---
title: "Problems with BIMI"
date: 2023-06-09T22:15:51-07:00
syndicatedCopies:
- title: 'The Fediverse'
url: 'https://pleroma.envs.net/notice/AWXQqaIGDQl0Jf0JOq'
---
Everything about [Brand Indicators for Message Identification](https://bimigroup.org/) (BIMI) feels so half-baked.
Lukewarm take: BIMI should mandate DMARC with DKIM and just ignore SPF. It could also require supporting TLS 1.3+. After all, one of the stated goals of BIMI was to increase adoption of better email standards like DMARC. This could have [entirely prevented recent spoofing issues](https://infosec.exchange/@titanous/110481616735600044).
Putting the HTTPS URL of an SVG icon in a new DNS TXT record to associate a whole domain with a logo makes no sense. _Several_ better standards exist for associating a `user@domain` with an image, allowing different logos for different emails at the same domain. [Webfinger](https://webfinger.net/) and [Libravatar](https://www.libravatar.org/) come to mind.

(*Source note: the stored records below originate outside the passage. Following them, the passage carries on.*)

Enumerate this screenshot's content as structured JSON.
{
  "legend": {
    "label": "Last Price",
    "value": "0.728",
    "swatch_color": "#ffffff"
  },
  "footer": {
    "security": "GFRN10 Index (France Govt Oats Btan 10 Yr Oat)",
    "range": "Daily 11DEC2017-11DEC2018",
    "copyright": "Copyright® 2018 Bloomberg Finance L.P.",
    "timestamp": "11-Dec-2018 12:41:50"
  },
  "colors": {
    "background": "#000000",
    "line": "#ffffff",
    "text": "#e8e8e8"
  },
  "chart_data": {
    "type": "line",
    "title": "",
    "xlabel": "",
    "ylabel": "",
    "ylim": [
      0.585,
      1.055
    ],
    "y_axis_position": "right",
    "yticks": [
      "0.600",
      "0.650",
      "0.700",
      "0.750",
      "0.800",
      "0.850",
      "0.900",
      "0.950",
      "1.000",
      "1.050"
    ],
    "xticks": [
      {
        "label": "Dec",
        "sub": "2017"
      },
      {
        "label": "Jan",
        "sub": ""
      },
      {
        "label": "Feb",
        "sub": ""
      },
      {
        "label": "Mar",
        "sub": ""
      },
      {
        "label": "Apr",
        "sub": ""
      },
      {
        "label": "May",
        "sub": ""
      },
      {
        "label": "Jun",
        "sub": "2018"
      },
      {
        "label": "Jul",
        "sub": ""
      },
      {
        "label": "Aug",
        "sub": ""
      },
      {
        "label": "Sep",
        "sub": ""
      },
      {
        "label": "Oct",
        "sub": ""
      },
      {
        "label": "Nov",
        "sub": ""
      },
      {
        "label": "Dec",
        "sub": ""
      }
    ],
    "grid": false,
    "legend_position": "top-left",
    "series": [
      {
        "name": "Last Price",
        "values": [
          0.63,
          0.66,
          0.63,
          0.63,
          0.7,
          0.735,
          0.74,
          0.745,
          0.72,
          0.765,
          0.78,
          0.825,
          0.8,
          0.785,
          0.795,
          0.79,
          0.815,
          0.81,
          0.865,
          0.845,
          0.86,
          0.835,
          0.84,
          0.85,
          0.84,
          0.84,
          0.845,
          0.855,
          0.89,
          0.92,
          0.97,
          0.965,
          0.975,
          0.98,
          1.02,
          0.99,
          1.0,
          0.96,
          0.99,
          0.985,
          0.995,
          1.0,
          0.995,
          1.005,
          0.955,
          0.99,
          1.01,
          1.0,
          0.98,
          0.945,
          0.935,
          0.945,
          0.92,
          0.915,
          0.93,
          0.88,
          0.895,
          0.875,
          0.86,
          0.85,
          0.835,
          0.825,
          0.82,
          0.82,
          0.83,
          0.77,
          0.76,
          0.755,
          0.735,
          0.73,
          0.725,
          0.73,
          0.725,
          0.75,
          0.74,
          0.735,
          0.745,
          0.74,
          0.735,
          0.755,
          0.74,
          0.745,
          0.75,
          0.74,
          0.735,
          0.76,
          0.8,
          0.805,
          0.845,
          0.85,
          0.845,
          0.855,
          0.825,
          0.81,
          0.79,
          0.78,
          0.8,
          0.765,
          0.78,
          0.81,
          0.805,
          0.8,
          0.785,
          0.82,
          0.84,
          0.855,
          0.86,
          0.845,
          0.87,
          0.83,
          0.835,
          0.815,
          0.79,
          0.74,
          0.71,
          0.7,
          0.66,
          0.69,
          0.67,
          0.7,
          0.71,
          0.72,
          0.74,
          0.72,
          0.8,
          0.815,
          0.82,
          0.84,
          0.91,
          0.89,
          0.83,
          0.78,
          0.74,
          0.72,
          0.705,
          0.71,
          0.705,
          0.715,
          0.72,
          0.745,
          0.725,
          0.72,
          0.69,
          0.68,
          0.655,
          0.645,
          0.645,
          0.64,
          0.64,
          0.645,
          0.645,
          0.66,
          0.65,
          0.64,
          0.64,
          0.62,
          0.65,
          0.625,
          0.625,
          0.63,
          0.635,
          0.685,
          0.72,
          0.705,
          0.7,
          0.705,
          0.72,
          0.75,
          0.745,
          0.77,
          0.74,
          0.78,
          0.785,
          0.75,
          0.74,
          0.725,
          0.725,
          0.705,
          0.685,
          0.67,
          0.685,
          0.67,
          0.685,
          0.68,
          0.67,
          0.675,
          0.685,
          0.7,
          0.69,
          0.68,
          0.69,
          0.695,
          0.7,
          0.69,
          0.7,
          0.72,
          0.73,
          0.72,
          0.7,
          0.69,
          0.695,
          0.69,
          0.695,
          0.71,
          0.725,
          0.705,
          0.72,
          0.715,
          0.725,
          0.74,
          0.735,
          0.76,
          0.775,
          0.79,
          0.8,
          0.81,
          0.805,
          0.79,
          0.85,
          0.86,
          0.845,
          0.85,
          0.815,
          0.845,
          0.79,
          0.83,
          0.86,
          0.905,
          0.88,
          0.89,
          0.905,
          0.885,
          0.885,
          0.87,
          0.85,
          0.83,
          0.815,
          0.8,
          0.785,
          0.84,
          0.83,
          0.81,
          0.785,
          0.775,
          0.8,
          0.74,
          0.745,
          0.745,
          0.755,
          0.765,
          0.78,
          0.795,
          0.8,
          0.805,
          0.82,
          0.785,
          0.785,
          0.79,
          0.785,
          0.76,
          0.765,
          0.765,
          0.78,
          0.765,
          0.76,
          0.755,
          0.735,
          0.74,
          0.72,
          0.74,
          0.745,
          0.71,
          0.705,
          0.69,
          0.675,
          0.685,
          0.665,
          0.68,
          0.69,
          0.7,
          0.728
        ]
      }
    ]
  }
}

Hell, even its special SVG Tiny Portable/Secure standard could be simplified further. [usvg](https://github.com/RazrFalcon/resvg/tree/6be2f2d396e539ddfcf022dc67f304d307c1211a/crates/usvg) can convert nearly any SVG to a tiny subset of the SVG Tiny P/S standard while preserving their appearance.
Of course, none of this is too relevant to the BIMI group. The real purpose of BIMI was always to give certificate authorities a new source of income after their losses from Let's Encrypt's (lack of) pricing, the rise of ACME-based automation, and browsers' deprecation of EV features.